Matthews’ comments were, naturally, met with swift criticism.
The commentator mentioned on Saturday, as the first results from the Nevada caucus sites came rolling in and showed Sanders with the clear lead, that he was reading the previous night about the fall of France in June 1940.
The shocking World War II event occurred when the Nazis took Paris and forced the surrender of French forces. Matthews referenced the event by describing the moment the French Premier Paul Reynaud informed the British Prime Minister Winston Churchill.
“General Reynaud calls up Churchill and says, ‘It’s over.’ And Churchill says, ‘How can it be? You got the greatest army in Europe. How can it be over?’ He said, ‘It’s over,’” Matthews explained.
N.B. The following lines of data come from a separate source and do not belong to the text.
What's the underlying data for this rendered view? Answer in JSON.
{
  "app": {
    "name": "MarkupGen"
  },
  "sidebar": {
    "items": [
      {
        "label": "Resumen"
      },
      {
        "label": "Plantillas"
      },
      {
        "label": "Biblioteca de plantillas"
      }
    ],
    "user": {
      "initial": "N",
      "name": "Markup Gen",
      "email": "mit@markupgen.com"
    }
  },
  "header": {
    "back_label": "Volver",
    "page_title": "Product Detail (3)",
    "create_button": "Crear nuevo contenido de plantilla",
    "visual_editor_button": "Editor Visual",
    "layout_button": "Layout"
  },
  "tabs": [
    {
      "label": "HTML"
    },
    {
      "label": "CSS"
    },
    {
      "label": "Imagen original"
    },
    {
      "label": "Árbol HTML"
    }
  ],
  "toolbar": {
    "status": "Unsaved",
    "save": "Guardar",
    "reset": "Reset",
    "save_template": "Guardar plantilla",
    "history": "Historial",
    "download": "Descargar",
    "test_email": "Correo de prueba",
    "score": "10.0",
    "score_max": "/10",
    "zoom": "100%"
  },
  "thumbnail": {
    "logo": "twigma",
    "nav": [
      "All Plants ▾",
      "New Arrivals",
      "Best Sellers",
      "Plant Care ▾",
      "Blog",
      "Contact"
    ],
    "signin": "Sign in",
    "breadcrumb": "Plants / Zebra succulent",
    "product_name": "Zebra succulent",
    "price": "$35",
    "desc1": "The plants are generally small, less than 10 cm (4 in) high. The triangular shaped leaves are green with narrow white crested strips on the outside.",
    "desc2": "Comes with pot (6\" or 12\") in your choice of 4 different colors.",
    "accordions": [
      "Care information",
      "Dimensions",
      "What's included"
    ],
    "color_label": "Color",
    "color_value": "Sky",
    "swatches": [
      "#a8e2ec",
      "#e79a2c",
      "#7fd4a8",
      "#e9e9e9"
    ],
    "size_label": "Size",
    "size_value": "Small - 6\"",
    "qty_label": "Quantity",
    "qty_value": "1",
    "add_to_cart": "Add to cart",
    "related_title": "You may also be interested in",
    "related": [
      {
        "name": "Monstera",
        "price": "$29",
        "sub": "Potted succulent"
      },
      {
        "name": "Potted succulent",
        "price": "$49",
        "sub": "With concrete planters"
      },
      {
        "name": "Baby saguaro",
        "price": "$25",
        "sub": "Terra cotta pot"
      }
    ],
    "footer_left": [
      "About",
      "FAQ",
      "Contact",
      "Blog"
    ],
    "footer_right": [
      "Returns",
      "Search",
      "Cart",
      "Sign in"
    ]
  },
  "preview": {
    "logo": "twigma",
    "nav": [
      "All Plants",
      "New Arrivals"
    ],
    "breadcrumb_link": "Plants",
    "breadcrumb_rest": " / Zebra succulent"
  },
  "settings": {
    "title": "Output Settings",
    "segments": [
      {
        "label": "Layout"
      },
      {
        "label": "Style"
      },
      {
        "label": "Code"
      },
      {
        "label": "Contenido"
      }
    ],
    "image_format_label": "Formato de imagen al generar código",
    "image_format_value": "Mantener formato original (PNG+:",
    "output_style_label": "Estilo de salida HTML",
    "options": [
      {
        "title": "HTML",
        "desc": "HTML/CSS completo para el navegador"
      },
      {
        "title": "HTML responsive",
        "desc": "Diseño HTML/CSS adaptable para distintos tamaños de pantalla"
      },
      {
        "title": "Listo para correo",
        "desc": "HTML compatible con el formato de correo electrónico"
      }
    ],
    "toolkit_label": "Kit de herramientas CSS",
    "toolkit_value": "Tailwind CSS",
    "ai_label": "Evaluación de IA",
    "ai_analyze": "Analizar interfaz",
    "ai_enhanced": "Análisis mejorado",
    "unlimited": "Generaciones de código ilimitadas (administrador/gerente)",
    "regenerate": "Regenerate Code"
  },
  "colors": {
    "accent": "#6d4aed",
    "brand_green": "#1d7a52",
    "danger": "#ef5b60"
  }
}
The criticisms flooded social media with many political pundits and members of the media bringing up the fact that Sanders, a Jew, has repeatedly mentioned how much of his father’s family was killed in the Holocaust.
In the 2016 election cycle during a CNN Democratic debate, Sanders was asked if he intentionally hid his religion while campaigning.
“No, I am very proud to be Jewish, and being Jewish is so much of what I am,” Sanders replied. “I know about what crazy and radical and extremist politics mean.”
Jeremy Scahill, a journalist and co-founder of The Intercept, attempted on Twitter to “detangle” the clear irony of Matthews’ comparison, writing, “Bernie, a Jewish man whose family members were killed in the holocaust, wins the Nevada caucus, and Bernie and his unprecedented diverse coalition are the Nazis and Chris Matthews, the DNC and MSNBC are now occupied France?”
Sanders supporters have even called on Matthews to resign or for MSNBC to fire the longtime host following the comments.
The Vermont Senator has so far run away with the so-called First in the West caucus with more than 70 percent of the state’s precincts reporting, making him decidedly the frontrunner in the race to a Democratic nomination.
In second place, more than 20 points behind Sanders is former Vice President Joe Biden with Buttigieg trailing in third.
Next up for the candidates is the South Carolina primary where the polls show Sanders is second only to Biden, though the latter has lost ground recently in a state many expected him to win comfortably.